En ces jours de rhétorique autoritaire de la part de nos dirigeants et de luttes politiques, il est facile de devenir cynique quant à l’avenir. Mais la semaine dernière, nous avons vu des jeunes défendre ce en quoi ils croient et faire entendre leur voix. C’était puissant et inspirant, et cela nous donne de l’espoir pour l’avenir du pays – peut-être même un peu d’espoir pour le présent.

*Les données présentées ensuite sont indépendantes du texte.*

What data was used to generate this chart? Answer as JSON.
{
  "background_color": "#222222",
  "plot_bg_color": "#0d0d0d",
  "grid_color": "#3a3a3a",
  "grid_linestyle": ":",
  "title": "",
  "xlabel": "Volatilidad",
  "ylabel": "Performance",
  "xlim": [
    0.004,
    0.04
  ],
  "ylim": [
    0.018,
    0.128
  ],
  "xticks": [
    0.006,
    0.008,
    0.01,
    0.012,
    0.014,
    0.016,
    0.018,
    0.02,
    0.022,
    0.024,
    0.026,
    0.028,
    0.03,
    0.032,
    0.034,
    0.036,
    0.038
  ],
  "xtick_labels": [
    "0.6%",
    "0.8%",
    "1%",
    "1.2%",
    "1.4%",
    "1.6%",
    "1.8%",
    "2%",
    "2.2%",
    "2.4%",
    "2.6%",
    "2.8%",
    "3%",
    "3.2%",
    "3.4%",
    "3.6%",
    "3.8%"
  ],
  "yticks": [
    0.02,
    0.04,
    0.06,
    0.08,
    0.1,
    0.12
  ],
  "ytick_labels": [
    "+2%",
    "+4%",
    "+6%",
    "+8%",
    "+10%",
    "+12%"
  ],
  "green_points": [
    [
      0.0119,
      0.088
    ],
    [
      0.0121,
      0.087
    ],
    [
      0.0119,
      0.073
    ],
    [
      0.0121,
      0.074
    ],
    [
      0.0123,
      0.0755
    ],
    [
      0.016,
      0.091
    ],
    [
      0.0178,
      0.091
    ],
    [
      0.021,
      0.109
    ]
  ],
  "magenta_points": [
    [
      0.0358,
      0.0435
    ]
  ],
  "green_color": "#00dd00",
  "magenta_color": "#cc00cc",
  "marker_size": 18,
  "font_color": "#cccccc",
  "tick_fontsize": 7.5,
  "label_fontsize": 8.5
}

Mercredi, à la Chambre des communes temporaire, plusieurs dizaines de déléguées des Filles du vote ont tourné le dos au premier ministre Trudeau pour exprimer leur mécontentement face à la décision d’expulser deux députées éminentes du caucus libéral. Certains délégués ont quitté la scène lorsque le chef de l’opposition Andrew Scheer est monté à la tribune. Ces protestations silencieuses étaient un moyen d’exercer un droit fondamental à notre système démocratique de gouvernement – la liberté d’expression – et cela montrait la puissance de cette expression lorsqu’elle prend une forme collective. Les déléguées de Daughters of the Vote sont choisies en fonction de leur engagement avec leur communauté, il n’est donc pas surprenant que certaines de ces jeunes femmes aient décidé que leur voyage à Ottawa ne se limitait pas au réseautage ou à s’asseoir poliment pendant que les dirigeants du pays s’adressaient à elles.

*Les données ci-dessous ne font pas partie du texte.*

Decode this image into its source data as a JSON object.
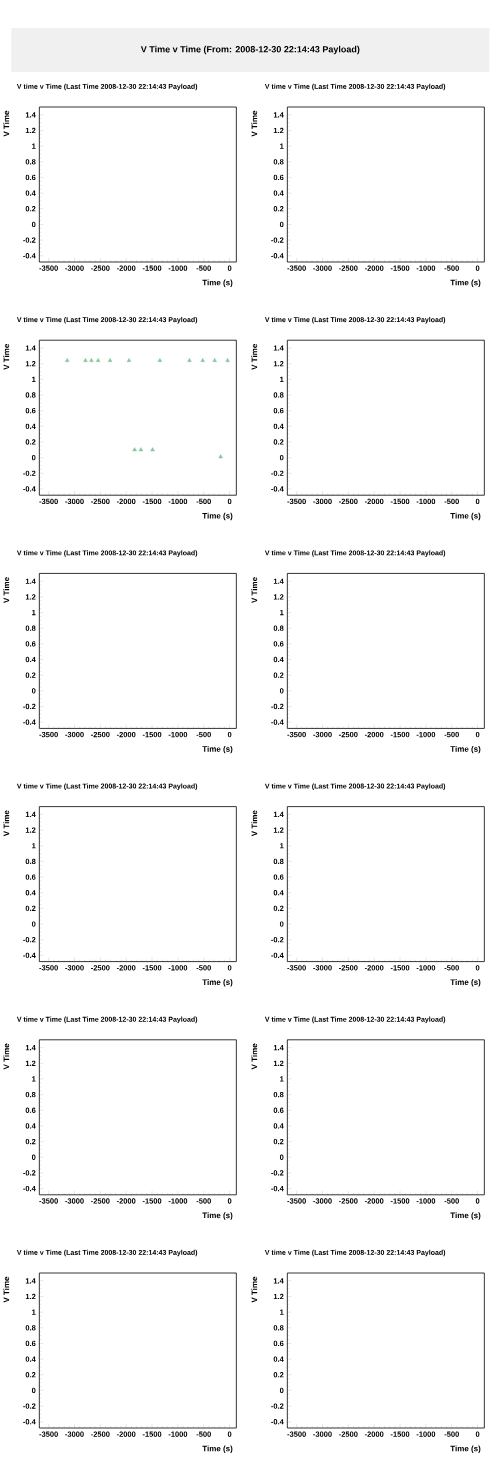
{
  "chart_data": [
    {
      "type": "other",
      "title": "V Time v Time (From: 2008-12-30 22:14:43 Payload)"
    },
    {
      "type": "scatter",
      "title": "V time v Time (Last Time 2008-12-30 22:14:43 Payload)",
      "xlabel": "Time (s)",
      "ylabel": "V Time",
      "xlim": [
        -3680,
        130
      ],
      "ylim": [
        -0.48,
        1.5
      ],
      "xticks": [
        -3500,
        -3000,
        -2500,
        -2000,
        -1500,
        -1000,
        -500,
        0
      ],
      "yticks": [
        -0.4,
        -0.2,
        0,
        0.2,
        0.4,
        0.6,
        0.8,
        1,
        1.2,
        1.4
      ]
    },
    {
      "type": "scatter",
      "title": "V time v Time (Last Time 2008-12-30 22:14:43 Payload)",
      "xlabel": "Time (s)",
      "ylabel": "V Time",
      "xlim": [
        -3680,
        130
      ],
      "ylim": [
        -0.48,
        1.5
      ],
      "xticks": [
        -3500,
        -3000,
        -2500,
        -2000,
        -1500,
        -1000,
        -500,
        0
      ],
      "yticks": [
        -0.4,
        -0.2,
        0,
        0.2,
        0.4,
        0.6,
        0.8,
        1,
        1.2,
        1.4
      ]
    },
    {
      "type": "scatter",
      "title": "V time v Time (Last Time 2008-12-30 22:14:43 Payload)",
      "xlabel": "Time (s)",
      "ylabel": "V Time",
      "marker": "triangle",
      "color": "#80c8a0",
      "x": [
        -3141,
        -2788,
        -2672,
        -2543,
        -2312,
        -1946,
        -1837,
        -1715,
        -1490,
        -1349,
        -777,
        -520,
        -289,
        -173,
        -39
      ],
      "values": [
        1.24,
        1.24,
        1.24,
        1.24,
        1.24,
        1.24,
        0.1,
        0.1,
        0.1,
        1.24,
        1.24,
        1.24,
        1.24,
        0.01,
        1.24
      ],
      "xlim": [
        -3680,
        130
      ],
      "ylim": [
        -0.48,
        1.5
      ],
      "xticks": [
        -3500,
        -3000,
        -2500,
        -2000,
        -1500,
        -1000,
        -500,
        0
      ],
      "yticks": [
        -0.4,
        -0.2,
        0,
        0.2,
        0.4,
        0.6,
        0.8,
        1,
        1.2,
        1.4
      ]
    },
    {
      "type": "scatter",
      "title": "V time v Time (Last Time 2008-12-30 22:14:43 Payload)",
      "xlabel": "Time (s)",
      "ylabel": "V Time",
      "xlim": [
        -3680,
        130
      ],
      "ylim": [
        -0.48,
        1.5
      ],
      "xticks": [
        -3500,
        -3000,
        -2500,
        -2000,
        -1500,
        -1000,
        -500,
        0
      ],
      "yticks": [
        -0.4,
        -0.2,
        0,
        0.2,
        0.4,
        0.6,
        0.8,
        1,
        1.2,
        1.4
      ]
    },
    {
      "type": "scatter",
      "title": "V time v Time (Last Time 2008-12-30 22:14:43 Payload)",
      "xlabel": "Time (s)",
      "ylabel": "V Time",
      "xlim": [
        -3680,
        130
      ],
      "ylim": [
        -0.48,
        1.5
      ],
      "xticks": [
        -3500,
        -3000,
        -2500,
        -2000,
        -1500,
        -1000,
        -500,
        0
      ],
      "yticks": [
        -0.4,
        -0.2,
        0,
        0.2,
        0.4,
        0.6,
        0.8,
        1,
        1.2,
        1.4
      ]
    },
    {
      "type": "scatter",
      "title": "V time v Time (Last Time 2008-12-30 22:14:43 Payload)",
      "xlabel": "Time (s)",
      "ylabel": "V Time",
      "xlim": [
        -3680,
        130
      ],
      "ylim": [
        -0.48,
        1.5
      ],
      "xticks": [
        -3500,
        -3000,
        -2500,
        -2000,
        -1500,
        -1000,
        -500,
        0
      ],
      "yticks": [
        -0.4,
        -0.2,
        0,
        0.2,
        0.4,
        0.6,
        0.8,
        1,
        1.2,
        1.4
      ]
    },
    {
      "type": "scatter",
      "title": "V time v Time (Last Time 2008-12-30 22:14:43 Payload)",
      "xlabel": "Time (s)",
      "ylabel": "V Time",
      "xlim": [
        -3680,
        130
      ],
      "ylim": [
        -0.48,
        1.5
      ],
      "xticks": [
        -3500,
        -3000,
        -2500,
        -2000,
        -1500,
        -1000,
        -500,
        0
      ],
      "yticks": [
        -0.4,
        -0.2,
        0,
        0.2,
        0.4,
        0.6,
        0.8,
        1,
        1.2,
        1.4
      ]
    },
    {
      "type": "scatter",
      "title": "V time v Time (Last Time 2008-12-30 22:14:43 Payload)",
      "xlabel": "Time (s)",
      "ylabel": "V Time",
      "xlim": [
        -3680,
        130
      ],
      "ylim": [
        -0.48,
        1.5
      ],
      "xticks": [
        -3500,
        -3000,
        -2500,
        -2000,
        -1500,
        -1000,
        -500,
        0
      ],
      "yticks": [
        -0.4,
        -0.2,
        0,
        0.2,
        0.4,
        0.6,
        0.8,
        1,
        1.2,
        1.4
      ]
    },
    {
      "type": "scatter",
      "title": "V time v Time (Last Time 2008-12-30 22:14:43 Payload)",
      "xlabel": "Time (s)",
      "ylabel": "V Time",
      "xlim": [
        -3680,
        130
      ],
      "ylim": [
        -0.48,
        1.5
      ],
      "xticks": [
        -3500,
        -3000,
        -2500,
        -2000,
        -1500,
        -1000,
        -500,
        0
      ],
      "yticks": [
        -0.4,
        -0.2,
        0,
        0.2,
        0.4,
        0.6,
        0.8,
        1,
        1.2,
        1.4
      ]
    },
    {
      "type": "scatter",
      "title": "V time v Time (Last Time 2008-12-30 22:14:43 Payload)",
      "xlabel": "Time (s)",
      "ylabel": "V Time",
      "xlim": [
        -3680,
        130
      ],
      "ylim": [
        -0.48,
        1.5
      ],
      "xticks": [
        -3500,
        -3000,
        -2500,
        -2000,
        -1500,
        -1000,
        -500,
        0
      ],
      "yticks": [
        -0.4,
        -0.2,
        0,
        0.2,
        0.4,
        0.6,
        0.8,
        1,
        1.2,
        1.4
      ]
    },
    {
      "type": "scatter",
      "title": "V time v Time (Last Time 2008-12-30 22:14:43 Payload)",
      "xlabel": "Time (s)",
      "ylabel": "V Time",
      "xlim": [
        -3680,
        130
      ],
      "ylim": [
        -0.48,
        1.5
      ],
      "xticks": [
        -3500,
        -3000,
        -2500,
        -2000,
        -1500,
        -1000,
        -500,
        0
      ],
      "yticks": [
        -0.4,
        -0.2,
        0,
        0.2,
        0.4,
        0.6,
        0.8,
        1,
        1.2,
        1.4
      ]
    },
    {
      "type": "scatter",
      "title": "V time v Time (Last Time 2008-12-30 22:14:43 Payload)",
      "xlabel": "Time (s)",
      "ylabel": "V Time",
      "xlim": [
        -3680,
        130
      ],
      "ylim": [
        -0.48,
        1.5
      ],
      "xticks": [
        -3500,
        -3000,
        -2500,
        -2000,
        -1500,
        -1000,
        -500,
        0
      ],
      "yticks": [
        -0.4,
        -0.2,
        0,
        0.2,
        0.4,
        0.6,
        0.8,
        1,
        1.2,
        1.4
      ]
    }
  ]
}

Jeudi, des élèves de toute la province ont quitté leur classe pour protester contre des coupes proposées dans le système éducatif. La CBC a rapporté que plus de 100 000 étudiants ont participé et qu’on croit qu’il s’agit de la plus grande manifestation étudiante de l’histoire de notre pays. De nombreux élèves se sont également ralliés aux côtés de parents et d’enseignants à Queen’s Park samedi, arborant des pancartes et des boutons s’opposant aux coupes qu’ils jugent nuisibles à leur avenir.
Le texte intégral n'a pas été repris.